Writing Portfolio


Cocktail hour (part one)

I don’t go in for cocktails very often, and when I do I usually opt for a whisky-based one like a rusty nail, but my current preferences are gin-based.

We have recently come into ownership of a bottle of Cointreau, which in turn prompted us to wonder what cocktails we could make to use it up. This, by the way, has happened before in our flat, where we sometimes end up owning fairly random liqueurs which we then have to use up by figuring out what cocktails they go in. Shortly after moving into our flat we had to Google crème de cacao in order to find something to put it in, which we then served to guests at a house-party. It’s a hard life.

As for Cointreau, I found an answer by way of the works of one of my favourite writers, the late Patrick Leigh Fermor. By happy coincidence, Tom Sawford, the man whose website is a great online source of all things related to the great man who everyone (even those of us who never had the pleasure of meeting him) simply calls Paddy, was thinking recently of what fans could have to drink while reading Artemis Cooper’s biography. Paddy could drink most men under the table even after his ninetieth birthday and his natural curiosity about so many things extended to alcohol, so there would be much to choose from based on references to drinks in his books.

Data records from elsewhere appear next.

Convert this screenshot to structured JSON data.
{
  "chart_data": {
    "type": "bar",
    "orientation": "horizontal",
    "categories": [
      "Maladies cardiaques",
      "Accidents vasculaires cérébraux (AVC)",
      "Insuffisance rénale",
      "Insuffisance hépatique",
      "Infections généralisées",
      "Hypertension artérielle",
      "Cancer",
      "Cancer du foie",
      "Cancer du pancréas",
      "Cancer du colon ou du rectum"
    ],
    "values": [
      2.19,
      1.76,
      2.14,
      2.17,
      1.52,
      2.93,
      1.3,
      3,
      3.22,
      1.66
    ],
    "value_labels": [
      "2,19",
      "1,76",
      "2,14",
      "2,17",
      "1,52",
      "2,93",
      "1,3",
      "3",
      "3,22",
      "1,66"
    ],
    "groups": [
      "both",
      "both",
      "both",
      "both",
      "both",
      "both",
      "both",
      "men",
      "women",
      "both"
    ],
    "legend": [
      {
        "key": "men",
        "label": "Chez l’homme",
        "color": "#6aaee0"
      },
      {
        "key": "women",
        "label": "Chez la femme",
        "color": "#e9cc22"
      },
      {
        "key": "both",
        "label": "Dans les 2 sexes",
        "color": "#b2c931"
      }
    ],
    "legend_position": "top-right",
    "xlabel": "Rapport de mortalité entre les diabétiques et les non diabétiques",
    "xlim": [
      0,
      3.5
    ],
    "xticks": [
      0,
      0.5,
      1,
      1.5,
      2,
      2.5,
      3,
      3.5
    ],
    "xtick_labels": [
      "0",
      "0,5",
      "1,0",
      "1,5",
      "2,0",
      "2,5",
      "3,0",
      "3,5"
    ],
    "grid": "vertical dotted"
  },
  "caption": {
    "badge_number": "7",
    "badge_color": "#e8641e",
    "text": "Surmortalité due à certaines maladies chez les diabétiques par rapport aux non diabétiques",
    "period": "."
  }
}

Tom’s choice presented itself when he travelled to Cluj in Transylvania to meet with Nick Hunt while the latter was quite literally following in Paddy’s footsteps by walking across Europe from the Hook of Holland to Constantinople (as Paddy, ever the philhellene, always called it). Obviously they had to toast Paddy’s memory, but where should Tom and Nick go for that drink? And, more crucially, what should they drink? They decided to consult Between the Woods and the Water to see what Paddy had done when he was in Cluj. Here’s what he had experienced in 1934:

“An hotel at the end of the main square, called the New York – a great meeting place in the winter season – drew my companions like a magnet. István said the barman had invented an amazing cocktail – only surpassed by the one called ‘Flying’ in the Vier Jahreszeiten bar in Munich – which would be criminal to miss. He stalked in, waved the all-clear from the top of some steps, and we settled in a strategic corner while the demon-barman went mad with his shaker.”

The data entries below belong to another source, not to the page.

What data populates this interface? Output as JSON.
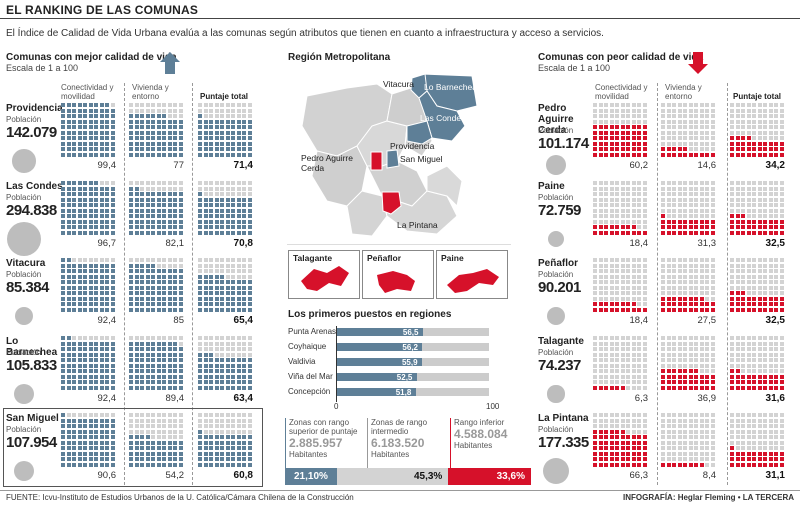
{
  "title": "EL RANKING DE LAS COMUNAS",
  "intro": "El Índice de Calidad de Vida Urbana evalúa a las comunas según atributos que tienen en cuanto a infraestructura y acceso a servicios.",
  "colors": {
    "best": "#5e7f97",
    "worst": "#d6112a",
    "empty": "#d3d3d3"
  },
  "left": {
    "heading": "Comunas con mejor calidad de vida",
    "scale": "Escala de 1 a 100",
    "col1": "Conectividad y movilidad",
    "col2": "Vivienda y entorno",
    "col3": "Puntaje total",
    "rows": [
      {
        "name": "Providencia",
        "pob": "Población",
        "pop": "142.079",
        "v1": "99,4",
        "v2": "77",
        "v3": "71,4",
        "n1": 99.4,
        "n2": 77,
        "n3": 71.4
      },
      {
        "name": "Las Condes",
        "pob": "Población",
        "pop": "294.838",
        "v1": "96,7",
        "v2": "82,1",
        "v3": "70,8",
        "n1": 96.7,
        "n2": 82.1,
        "n3": 70.8
      },
      {
        "name": "Vitacura",
        "pob": "Población",
        "pop": "85.384",
        "v1": "92,4",
        "v2": "85",
        "v3": "65,4",
        "n1": 92.4,
        "n2": 85,
        "n3": 65.4
      },
      {
        "name": "Lo Barnechea",
        "pob": "Población",
        "pop": "105.833",
        "v1": "92,4",
        "v2": "89,4",
        "v3": "63,4",
        "n1": 92.4,
        "n2": 89.4,
        "n3": 63.4
      },
      {
        "name": "San Miguel",
        "pob": "Población",
        "pop": "107.954",
        "v1": "90,6",
        "v2": "54,2",
        "v3": "60,8",
        "n1": 90.6,
        "n2": 54.2,
        "n3": 60.8
      }
    ]
  },
  "right": {
    "heading": "Comunas con peor calidad de vida",
    "scale": "Escala de 1 a 100",
    "col1": "Conectividad y movilidad",
    "col2": "Vivienda y entorno",
    "col3": "Puntaje total",
    "rows": [
      {
        "name": "Pedro Aguirre Cerda",
        "pob": "Población",
        "pop": "101.174",
        "v1": "60,2",
        "v2": "14,6",
        "v3": "34,2",
        "n1": 60.2,
        "n2": 14.6,
        "n3": 34.2
      },
      {
        "name": "Paine",
        "pob": "Población",
        "pop": "72.759",
        "v1": "18,4",
        "v2": "31,3",
        "v3": "32,5",
        "n1": 18.4,
        "n2": 31.3,
        "n3": 32.5
      },
      {
        "name": "Peñaflor",
        "pob": "Población",
        "pop": "90.201",
        "v1": "18,4",
        "v2": "27,5",
        "v3": "32,5",
        "n1": 18.4,
        "n2": 27.5,
        "n3": 32.5
      },
      {
        "name": "Talagante",
        "pob": "Población",
        "pop": "74.237",
        "v1": "6,3",
        "v2": "36,9",
        "v3": "31,6",
        "n1": 6.3,
        "n2": 36.9,
        "n3": 31.6
      },
      {
        "name": "La Pintana",
        "pob": "Población",
        "pop": "177.335",
        "v1": "66,3",
        "v2": "8,4",
        "v3": "31,1",
        "n1": 66.3,
        "n2": 8.4,
        "n3": 31.1
      }
    ]
  },
  "map": {
    "heading": "Región Metropolitana",
    "labels": {
      "vitacura": "Vitacura",
      "lobarnechea": "Lo Barnechea",
      "lascondes": "Las Condes",
      "providencia": "Providencia",
      "pac": "Pedro Aguirre Cerda",
      "sanmiguel": "San Miguel",
      "lapintana": "La Pintana"
    },
    "small": [
      "Talagante",
      "Peñaflor",
      "Paine"
    ]
  },
  "regions": {
    "heading": "Los primeros puestos en regiones",
    "axis": [
      "0",
      "100"
    ],
    "items": [
      {
        "name": "Punta Arenas",
        "label": "56,5",
        "value": 56.5
      },
      {
        "name": "Coyhaique",
        "label": "56,2",
        "value": 56.2
      },
      {
        "name": "Valdivia",
        "label": "55,9",
        "value": 55.9
      },
      {
        "name": "Viña del Mar",
        "label": "52,5",
        "value": 52.5
      },
      {
        "name": "Concepción",
        "label": "51,8",
        "value": 51.8
      }
    ]
  },
  "ranges": [
    {
      "label": "Zonas con rango superior de puntaje",
      "pop": "2.885.957",
      "hab": "Habitantes",
      "pct": "21,10%",
      "value": 21.1
    },
    {
      "label": "Zonas de rango intermedio",
      "pop": "6.183.520",
      "hab": "Habitantes",
      "pct": "45,3%",
      "value": 45.3
    },
    {
      "label": "Rango inferior",
      "pop": "4.588.084",
      "hab": "Habitantes",
      "pct": "33,6%",
      "value": 33.6
    }
  ],
  "footer": {
    "source": "FUENTE: Icvu-Instituto de Estudios Urbanos de la U. Católica/Cámara Chilena de la Construcción",
    "credit": "INFOGRAFÍA: Heglar Fleming • LA TERCERA"
  }
}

The cocktail that Paddy and his friends enjoyed in Cluj remains unknown as he did not actually mention what it was (and the New York Hotel, now the InterContinental, was closed when Tom and Nick visited so they couldn’t go inside to find out). However, Tom was able to contact the Vier Jahreszeiten, which still exists, and obtain the recipe for the flying – two parts gin, one part Cointreau and one part lemon juice (in fact, a white lady) topped with champagne – which he duly posted on his blog.

The happy result of this here in East Finchley over the past couple of weeks has been several very satisfied dinner-guests who were greeted with a flying cocktail on entry.

Further research has shown that one of what David A. Embury defined as the six basic cocktail recipes – the sidecar, to be precise – contains Cointreau too, this time mixed with Cognac or Armagnac. So we’re not short of ideas.